The Rainbow Nation is supported by three elements: the extremely favorable environment for business, its political stability and much more developed and diversified economy compared with other continental competitors.
South Africa is followedby Morocco, Egypt, Kenya, Mauritius, Ghana, Botswana, Tunisiaand Rwanda.Ivory Coast closes the top ten index processed to provide different answers depending on the investor’s priorities, which wish to operate in complex and fragmented African markets.
The study also reveals that Africa is one of the only two regions in the world in which there was growth in the number of foreign direct investment (FDI) projects over the past year in 2015.
Last year, across Africa have been started 771 of these projects against the 722 in 2014, equivalent to an increase of 7%. A percentage figure in contrast with the global one, which shows a decrease of 5% in 2015.

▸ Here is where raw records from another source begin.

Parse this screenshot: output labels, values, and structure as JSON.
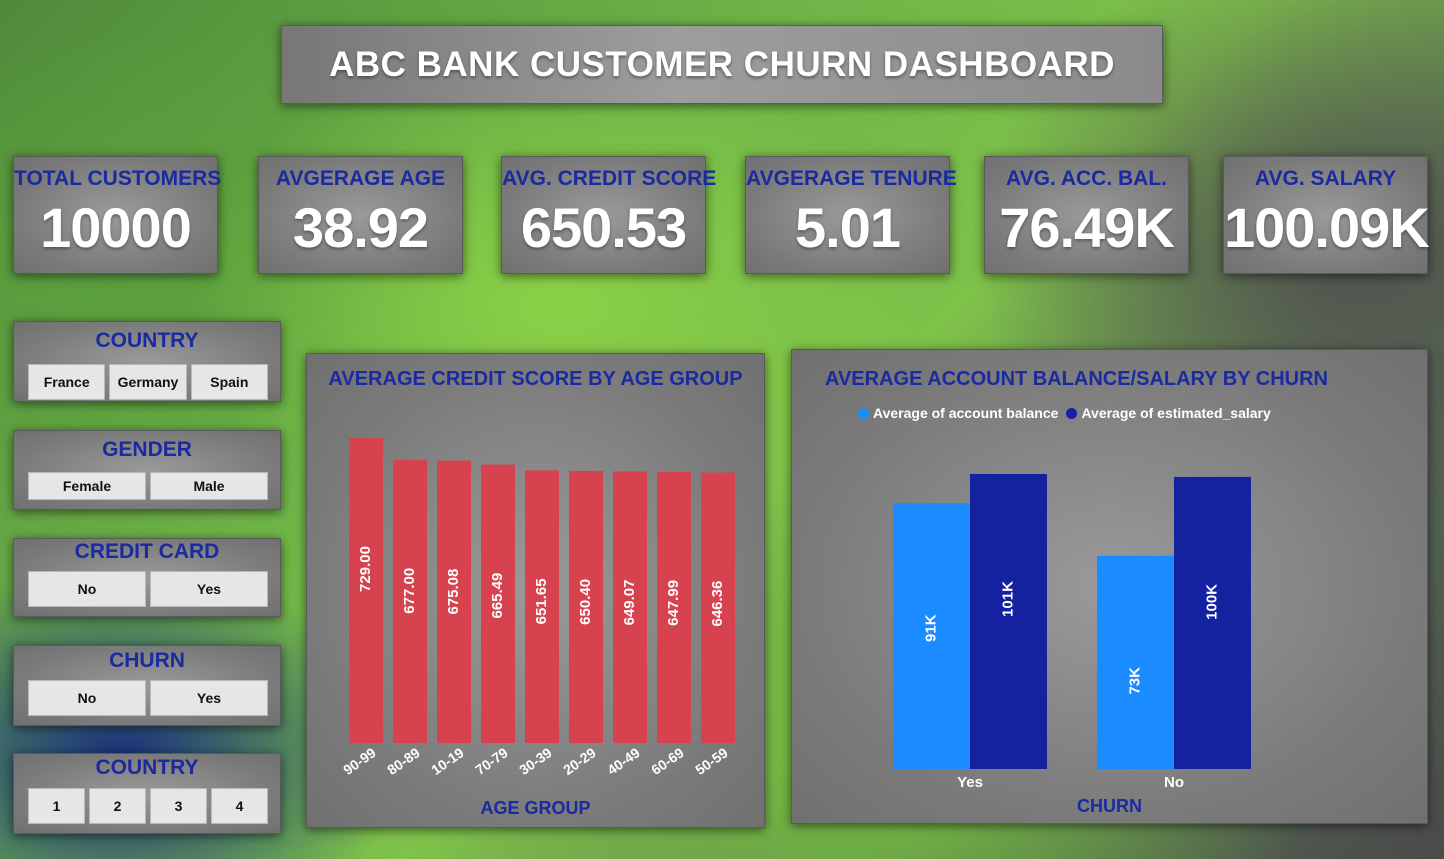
{
  "title": "ABC BANK CUSTOMER CHURN DASHBOARD",
  "kpis": [
    {
      "label": "TOTAL CUSTOMERS",
      "value": "10000"
    },
    {
      "label": "AVGERAGE AGE",
      "value": "38.92"
    },
    {
      "label": "AVG. CREDIT SCORE",
      "value": "650.53"
    },
    {
      "label": "AVGERAGE TENURE",
      "value": "5.01"
    },
    {
      "label": "AVG. ACC. BAL.",
      "value": "76.49K"
    },
    {
      "label": "AVG. SALARY",
      "value": "100.09K"
    }
  ],
  "slicers": [
    {
      "title": "COUNTRY",
      "options": [
        "France",
        "Germany",
        "Spain"
      ]
    },
    {
      "title": "GENDER",
      "options": [
        "Female",
        "Male"
      ]
    },
    {
      "title": "CREDIT CARD",
      "options": [
        "No",
        "Yes"
      ]
    },
    {
      "title": "CHURN",
      "options": [
        "No",
        "Yes"
      ]
    },
    {
      "title": "COUNTRY",
      "options": [
        "1",
        "2",
        "3",
        "4"
      ]
    }
  ],
  "chart_data": [
    {
      "type": "bar",
      "title": "AVERAGE CREDIT SCORE BY AGE GROUP",
      "xlabel": "AGE GROUP",
      "ylabel": "",
      "categories": [
        "90-99",
        "80-89",
        "10-19",
        "70-79",
        "30-39",
        "20-29",
        "40-49",
        "60-69",
        "50-59"
      ],
      "values": [
        729.0,
        677.0,
        675.08,
        665.49,
        651.65,
        650.4,
        649.07,
        647.99,
        646.36
      ],
      "labels": [
        "729.00",
        "677.00",
        "675.08",
        "665.49",
        "651.65",
        "650.40",
        "649.07",
        "647.99",
        "646.36"
      ],
      "color": "#d6434f",
      "ylim": [
        0,
        729
      ]
    },
    {
      "type": "bar",
      "title": "AVERAGE ACCOUNT BALANCE/SALARY BY CHURN",
      "xlabel": "CHURN",
      "ylabel": "",
      "categories": [
        "Yes",
        "No"
      ],
      "series": [
        {
          "name": "Average of account balance",
          "values": [
            91,
            73
          ],
          "labels": [
            "91K",
            "73K"
          ],
          "color": "#1a8cff"
        },
        {
          "name": "Average of estimated_salary",
          "values": [
            101,
            100
          ],
          "labels": [
            "101K",
            "100K"
          ],
          "color": "#1422a0"
        }
      ],
      "legend": "top-left",
      "ylim": [
        0,
        101
      ]
    }
  ]
}
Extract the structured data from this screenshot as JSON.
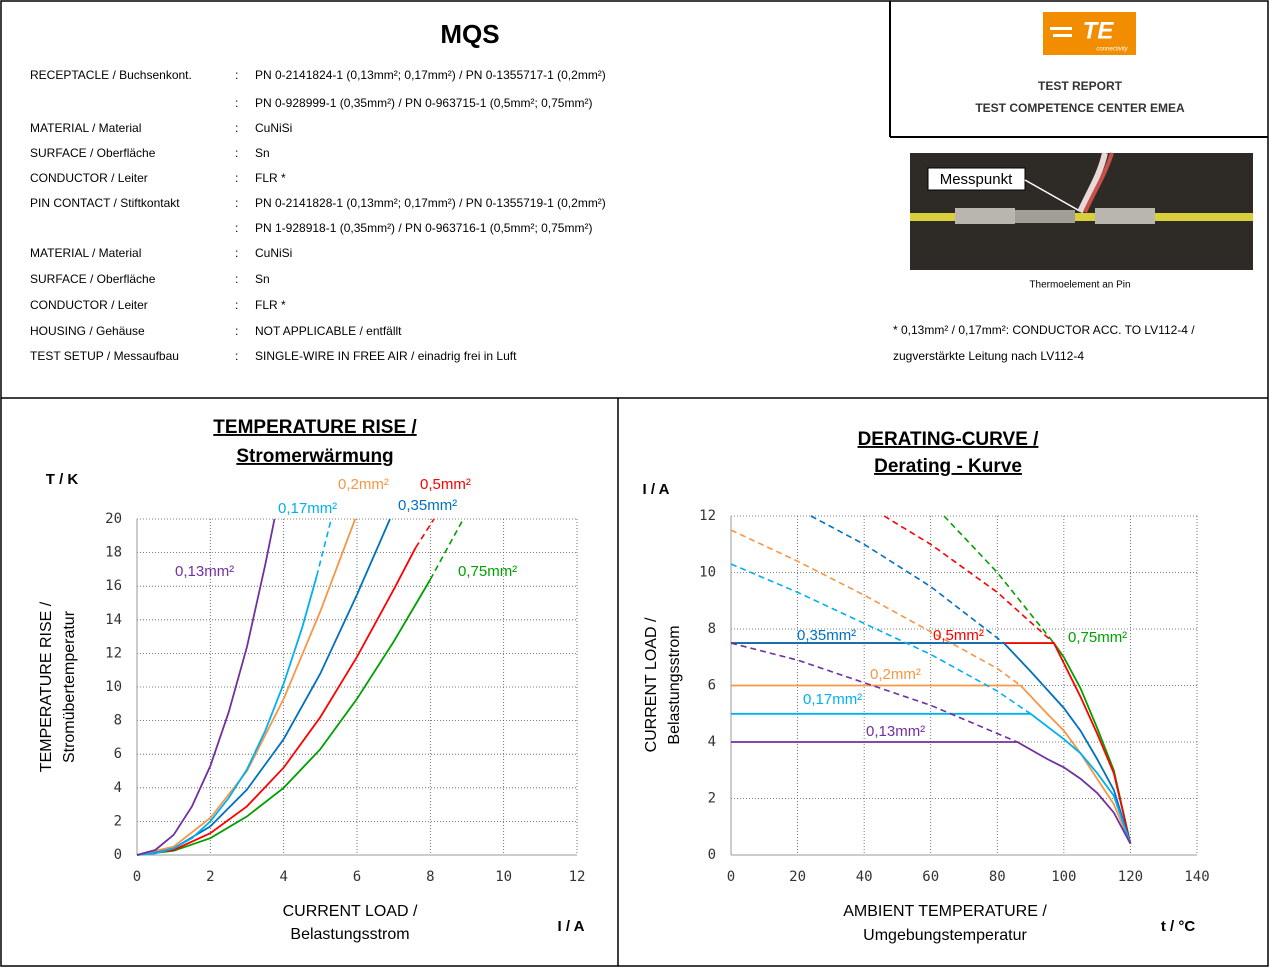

However, these projects generated in 2015,77.3 billion dollars. A significant decrease compared with 88.5 billion dollars in 2014. Nevertheless, the revenues produced by FDI projects in 2015 are higher than the yearly African average of 68 billion, recorded in the 2010-2014 five-year period.
The report explains that the higher FDI inflows in Africa are from Western Europe and a leading role in fueling these investments is covered by intra-African actors.
It ‘also important to highlight that traditional investors, including North American and Middle Eastern ones, have focused attention on Africa. Last year the most active countries in the investments were France, the United States, United Arab Emirates, Portugal and China.
Mid-term outlook for many African countries remain uncertain
Despite this good performance, EY estimated that mid-term outlook for many African countries remain uncertain. Among these, particularly Nigeria and Angola, currently penalized by the collapse of oil prices.
The report also noted that Kenya and Cote d’Ivoire are benefiting from the strong economic growth and attractive growth prospects, thanks to the creation of new infrastructure and the ability to enter new markets.
While Botswana, Mauritius and Rwanda, although they are still small economies, have all achieved excellent results in business enablement, social development and economic management, and so perform relatively well.
Three North African countries, Egypt, Morocco and Tunisia, as well as Ghana in West Africa, remain under some pressure economically, but have the advantage of a relatively business-friendly environment, modern infrastructure and, in the case of Accra, a strong governance record of accomplishment.
In conclusion, it is interesting to note that Nigeria, the first economic power in the African continent, on the AAI ranked at number fifteen overall. Low scores on the business enablement, governance and human development cause Nigeria’s relative “underperformance”.